Now, let's move to how to fix your mistakes.
If you see bubbles, just relax, you haven't ruined it. Get a knife, glue injector, and seam adhesive. Make a small incision along the side of the air bubbles, use your glue injector to insert some adhesive and press it down. Then, clean excess glue with a clean cloth. If this is too tricky, you can gently peel your paper off the wall and smoothen it again.
Peeling edges will come up if you have a rough surface underneath your wallpaper. Lift the area and sand down the wall. Make it smooth enough, add wallpaper paste to the surface, and stick the wallpaper. If peeling persists, you may need to try another brand of wallpaper paste.
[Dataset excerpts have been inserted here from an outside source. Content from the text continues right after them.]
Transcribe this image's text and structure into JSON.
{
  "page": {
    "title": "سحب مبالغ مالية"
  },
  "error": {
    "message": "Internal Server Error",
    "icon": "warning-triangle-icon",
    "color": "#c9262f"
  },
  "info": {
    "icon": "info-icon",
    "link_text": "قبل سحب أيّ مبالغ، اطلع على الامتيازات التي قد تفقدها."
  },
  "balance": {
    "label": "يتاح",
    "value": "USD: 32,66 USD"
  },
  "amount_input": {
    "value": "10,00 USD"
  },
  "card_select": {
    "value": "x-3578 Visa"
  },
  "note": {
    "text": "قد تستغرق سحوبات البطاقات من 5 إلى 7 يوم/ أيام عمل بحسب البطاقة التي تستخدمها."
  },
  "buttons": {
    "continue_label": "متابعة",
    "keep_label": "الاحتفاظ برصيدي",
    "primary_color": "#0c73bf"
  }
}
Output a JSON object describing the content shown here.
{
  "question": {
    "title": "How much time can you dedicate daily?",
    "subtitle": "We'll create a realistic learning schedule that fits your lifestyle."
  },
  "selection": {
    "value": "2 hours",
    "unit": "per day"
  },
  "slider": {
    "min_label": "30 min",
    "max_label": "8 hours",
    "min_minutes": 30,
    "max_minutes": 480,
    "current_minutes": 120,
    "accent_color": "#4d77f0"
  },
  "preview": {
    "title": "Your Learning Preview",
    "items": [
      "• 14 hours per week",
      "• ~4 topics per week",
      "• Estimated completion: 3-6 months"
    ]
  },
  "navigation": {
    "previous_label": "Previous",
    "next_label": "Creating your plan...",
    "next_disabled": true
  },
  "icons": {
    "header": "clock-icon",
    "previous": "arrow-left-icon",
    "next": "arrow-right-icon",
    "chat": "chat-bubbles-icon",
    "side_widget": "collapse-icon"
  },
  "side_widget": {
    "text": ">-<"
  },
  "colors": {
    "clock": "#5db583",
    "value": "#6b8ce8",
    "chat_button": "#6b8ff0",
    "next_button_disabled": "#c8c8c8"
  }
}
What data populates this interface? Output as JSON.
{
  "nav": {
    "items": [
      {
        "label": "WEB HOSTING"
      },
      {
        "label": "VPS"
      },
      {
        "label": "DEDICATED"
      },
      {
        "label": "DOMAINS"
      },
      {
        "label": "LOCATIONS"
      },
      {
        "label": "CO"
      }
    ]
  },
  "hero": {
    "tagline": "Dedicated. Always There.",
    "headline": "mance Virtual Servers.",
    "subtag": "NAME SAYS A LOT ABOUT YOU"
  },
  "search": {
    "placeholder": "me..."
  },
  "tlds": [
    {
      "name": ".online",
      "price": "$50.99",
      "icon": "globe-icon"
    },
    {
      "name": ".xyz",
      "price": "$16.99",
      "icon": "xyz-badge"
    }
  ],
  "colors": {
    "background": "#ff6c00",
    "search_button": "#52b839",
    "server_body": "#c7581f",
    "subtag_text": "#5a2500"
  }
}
This mistake is possible when you are trying to cut out excess wallpaper. Don't panic. Just stick back the part you cut out and re-cut. Make sure you meet the cut line but don't overlap. The cut will no longer be evident once the wallpaper is dried.
You would have curled seam if you didn't add enough paste at the edges. If you notice this error, simply dampen the area with warm water. Then, lift the wallpaper and apply more paste under it. Smoothen the seam with little pressure and wipe off excess glue.
Wallpapering your home is not a difficult task. Follow the steps above to get a good result. Choose the best pattern and color that fit in with your furniture. Whether you apply the wallpaper to the whole room or just some part of it, you can be creative with it and design an exclusive home interior décor.